昇一は母親の遺言に従い、由美子のもとを訪ねたのをキッカケに、由美子は昔、遭遇した事件の影響で見失ってしまった自分を取り戻すべく、ゆかりの場所を訪ね、関係者に会いに行きます。
由美子の、曖昧な自分の記憶と戦いながらも、どこか淡々としているように感じさせる様子は、自分が受けた傷の大きさに、自分自身が気づいていない(正確には「忘れてしまっている」)ということなのでしょうか。
そんな由美子にただひたすら優しく寄り添う昇一。
そんな昇一に由美子は、時々毒づきながらも、心安らぐものを感じている。
このお話を読むときは、ストーリー展開を先読みせず、まずは目の前で繰り広げられる光景に自分の心を添わせるようにして読んでみることをお薦めします。

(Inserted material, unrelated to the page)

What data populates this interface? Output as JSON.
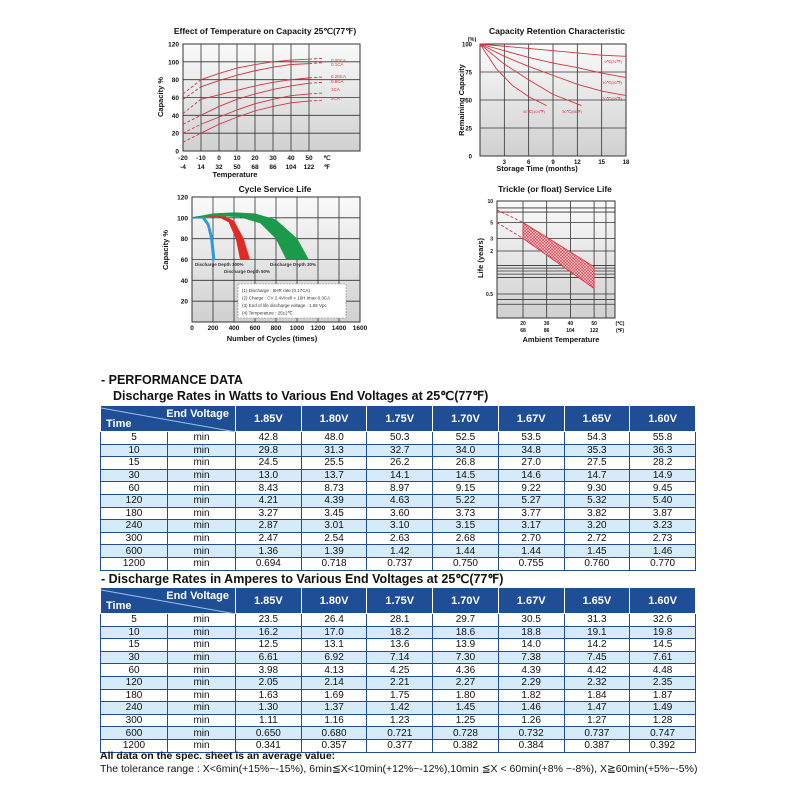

由美子と昇一の会話が中心となり物語は進んでいきますが、苦しみつつも由美子が昇一と過ごした数日間の中で、何気ない日常に包まれるような幸せを見出していくその様子を、まるで由美子になったつもりで読んでいかれることをお薦めします。
そうすると、ラスト、結末がわかったときの胸の締め付けられ度が格段に違ってくるのです。
このようなラストは正直な話、今まで読んだ他の本の中でも似たようなものを見たことはあります。
しかし、「人の心の揺らぎを単に言葉としてでなく、言葉によって「空気」を生み出し読み手に伝える力がある」よしもとさんの小説でこのラストが登場すると、その衝撃が他の小説以上に立体的に読み手の心に届いてくるのです。